Waukesha County Circuit Judge James Kieffer, after a 30-minute hearing, sided with the GAB and said the law requires that such complaints first go through that panel that oversees elections. The judge also said the campaign committees did not have standing to bring the lawsuit.

Such a lawsuit needs to come from an actual voter, Kieffer said.

Kevin Kennedy, director of the GAB, attended the hearing and said afterward that he was pleased with the quick dismissal of the case.

Vos and Fitzgerald said in a statement it defies logic that they first have to go before the GAB to plead their case against the board. They won’t be taking that step, Vos and Fitzgerald said, because they believe the GAB “lacks impartiality.”

There are always complaints about ballot design, Kennedy said, but the board is focused on creating a model ballot that serves a diverse population. Counties are required to “substantially follow” the model ballot, and GAB staff review any changes, but ultimately local officials can design the ballots as they wish.

Kennedy said only 16 counties are following the model ballot exactly.

The judge said he was “somewhat taken aback” to learn that there could be 72 different ballots across the state. Kennedy said after the hearing that the variance is due largely to demands placed on local officials by printers and how the ballots are counted.

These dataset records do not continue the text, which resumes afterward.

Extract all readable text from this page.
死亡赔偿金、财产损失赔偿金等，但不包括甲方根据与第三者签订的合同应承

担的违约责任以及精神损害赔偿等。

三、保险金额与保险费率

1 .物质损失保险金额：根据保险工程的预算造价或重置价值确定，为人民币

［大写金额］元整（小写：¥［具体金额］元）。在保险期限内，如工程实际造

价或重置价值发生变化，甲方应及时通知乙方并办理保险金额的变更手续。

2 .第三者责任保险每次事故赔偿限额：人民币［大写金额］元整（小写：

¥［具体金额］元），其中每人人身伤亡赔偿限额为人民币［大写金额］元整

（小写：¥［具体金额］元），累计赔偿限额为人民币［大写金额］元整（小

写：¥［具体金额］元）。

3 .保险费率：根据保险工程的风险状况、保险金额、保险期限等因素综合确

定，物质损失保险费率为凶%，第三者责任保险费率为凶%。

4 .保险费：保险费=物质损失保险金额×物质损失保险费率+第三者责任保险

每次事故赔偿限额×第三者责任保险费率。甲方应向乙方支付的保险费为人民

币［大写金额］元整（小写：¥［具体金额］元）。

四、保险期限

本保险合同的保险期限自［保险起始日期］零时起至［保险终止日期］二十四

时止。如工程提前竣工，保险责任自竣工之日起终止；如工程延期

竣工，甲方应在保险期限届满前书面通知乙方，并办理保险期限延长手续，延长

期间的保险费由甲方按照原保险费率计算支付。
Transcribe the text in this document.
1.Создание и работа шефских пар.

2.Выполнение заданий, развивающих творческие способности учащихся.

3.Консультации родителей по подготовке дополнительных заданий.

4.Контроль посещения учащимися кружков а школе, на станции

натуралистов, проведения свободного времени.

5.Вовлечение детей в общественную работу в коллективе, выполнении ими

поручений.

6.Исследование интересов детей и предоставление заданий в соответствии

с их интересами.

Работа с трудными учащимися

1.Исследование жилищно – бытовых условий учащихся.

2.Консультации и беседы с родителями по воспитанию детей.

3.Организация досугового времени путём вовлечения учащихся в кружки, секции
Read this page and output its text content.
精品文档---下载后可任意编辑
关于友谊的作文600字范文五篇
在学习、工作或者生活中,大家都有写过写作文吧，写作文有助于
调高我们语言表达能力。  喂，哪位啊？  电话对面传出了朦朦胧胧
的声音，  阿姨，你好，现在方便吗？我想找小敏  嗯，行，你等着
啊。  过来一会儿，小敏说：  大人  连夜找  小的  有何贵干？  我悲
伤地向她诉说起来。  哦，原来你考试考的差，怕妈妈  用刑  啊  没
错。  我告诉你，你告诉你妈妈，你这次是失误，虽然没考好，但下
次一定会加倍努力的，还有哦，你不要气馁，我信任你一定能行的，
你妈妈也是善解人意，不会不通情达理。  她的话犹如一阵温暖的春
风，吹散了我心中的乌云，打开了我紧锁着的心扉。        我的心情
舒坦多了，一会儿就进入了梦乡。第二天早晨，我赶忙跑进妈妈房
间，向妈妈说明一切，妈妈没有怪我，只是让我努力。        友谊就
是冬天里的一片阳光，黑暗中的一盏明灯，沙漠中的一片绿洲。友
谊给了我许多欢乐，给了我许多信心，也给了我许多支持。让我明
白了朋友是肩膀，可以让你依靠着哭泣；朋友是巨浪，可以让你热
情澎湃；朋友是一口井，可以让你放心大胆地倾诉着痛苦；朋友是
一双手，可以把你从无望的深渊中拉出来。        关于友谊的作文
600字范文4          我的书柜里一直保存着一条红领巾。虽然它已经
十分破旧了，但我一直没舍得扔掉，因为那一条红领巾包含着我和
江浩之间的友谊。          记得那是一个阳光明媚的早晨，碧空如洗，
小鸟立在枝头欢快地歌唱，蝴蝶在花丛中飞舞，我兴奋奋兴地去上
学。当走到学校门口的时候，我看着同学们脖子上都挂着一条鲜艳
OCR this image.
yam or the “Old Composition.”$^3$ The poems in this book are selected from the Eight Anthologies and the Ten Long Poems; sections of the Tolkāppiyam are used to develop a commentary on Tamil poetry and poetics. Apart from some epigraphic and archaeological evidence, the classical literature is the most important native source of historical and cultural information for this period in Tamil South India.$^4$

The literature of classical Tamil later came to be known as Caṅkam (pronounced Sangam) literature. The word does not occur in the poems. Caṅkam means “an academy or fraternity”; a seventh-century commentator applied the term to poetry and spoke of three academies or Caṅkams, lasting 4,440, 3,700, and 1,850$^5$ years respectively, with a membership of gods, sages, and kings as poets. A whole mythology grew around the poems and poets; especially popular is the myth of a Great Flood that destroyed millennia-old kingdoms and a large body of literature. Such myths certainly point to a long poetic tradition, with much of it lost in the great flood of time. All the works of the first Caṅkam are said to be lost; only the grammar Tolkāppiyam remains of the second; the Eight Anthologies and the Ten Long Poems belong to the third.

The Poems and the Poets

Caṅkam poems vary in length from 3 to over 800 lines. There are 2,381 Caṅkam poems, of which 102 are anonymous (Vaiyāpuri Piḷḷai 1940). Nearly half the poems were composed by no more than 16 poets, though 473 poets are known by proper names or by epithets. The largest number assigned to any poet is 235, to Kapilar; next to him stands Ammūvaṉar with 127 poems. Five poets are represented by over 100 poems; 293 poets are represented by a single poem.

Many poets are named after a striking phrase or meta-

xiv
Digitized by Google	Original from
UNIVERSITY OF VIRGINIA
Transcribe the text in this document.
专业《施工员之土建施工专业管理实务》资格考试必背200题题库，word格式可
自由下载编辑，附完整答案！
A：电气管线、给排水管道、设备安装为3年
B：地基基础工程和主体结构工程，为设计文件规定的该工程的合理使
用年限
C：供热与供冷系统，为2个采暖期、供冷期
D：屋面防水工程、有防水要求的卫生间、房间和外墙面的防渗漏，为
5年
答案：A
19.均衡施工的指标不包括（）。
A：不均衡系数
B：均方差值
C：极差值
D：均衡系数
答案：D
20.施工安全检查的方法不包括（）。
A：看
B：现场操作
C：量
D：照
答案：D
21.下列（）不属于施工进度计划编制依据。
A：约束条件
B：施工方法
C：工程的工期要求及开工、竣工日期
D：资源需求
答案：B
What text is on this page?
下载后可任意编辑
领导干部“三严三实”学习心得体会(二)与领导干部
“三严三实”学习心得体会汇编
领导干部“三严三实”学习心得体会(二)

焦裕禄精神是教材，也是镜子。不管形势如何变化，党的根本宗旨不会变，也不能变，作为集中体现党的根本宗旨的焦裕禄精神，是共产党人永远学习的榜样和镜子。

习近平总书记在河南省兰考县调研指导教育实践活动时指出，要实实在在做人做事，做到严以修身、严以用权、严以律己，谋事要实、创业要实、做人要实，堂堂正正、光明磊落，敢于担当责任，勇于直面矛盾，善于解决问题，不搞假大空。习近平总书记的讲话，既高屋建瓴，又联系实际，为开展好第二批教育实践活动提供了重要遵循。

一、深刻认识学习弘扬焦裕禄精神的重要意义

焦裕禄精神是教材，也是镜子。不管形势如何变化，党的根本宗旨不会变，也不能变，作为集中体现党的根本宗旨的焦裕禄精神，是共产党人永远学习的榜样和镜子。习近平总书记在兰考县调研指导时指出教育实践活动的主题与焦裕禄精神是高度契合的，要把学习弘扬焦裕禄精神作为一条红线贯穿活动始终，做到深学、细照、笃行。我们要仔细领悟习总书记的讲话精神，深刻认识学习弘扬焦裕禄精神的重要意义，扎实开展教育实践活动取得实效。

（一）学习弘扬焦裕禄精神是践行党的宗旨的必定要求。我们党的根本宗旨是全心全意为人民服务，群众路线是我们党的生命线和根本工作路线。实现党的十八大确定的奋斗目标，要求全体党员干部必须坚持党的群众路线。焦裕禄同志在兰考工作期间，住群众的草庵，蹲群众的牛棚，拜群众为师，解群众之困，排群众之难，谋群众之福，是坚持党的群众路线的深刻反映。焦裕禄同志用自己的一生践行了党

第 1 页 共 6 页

Most are fed through optical scanning equipment.

The judge did not take arguments on the actual merits of the case, instead focusing on whether the lawsuit was properly filed in circuit court.

The new model ballot offered by the GAB no longer has the shading or a line after the title of the office and the name of the first candidate. Republicans argue that makes it difficult for voters to tell where one race ends and another begins, and leads voters to assume that the first candidate listed is the only one running for a particular office.

Democratic candidates are listed first this year. Republicans were first in 2012.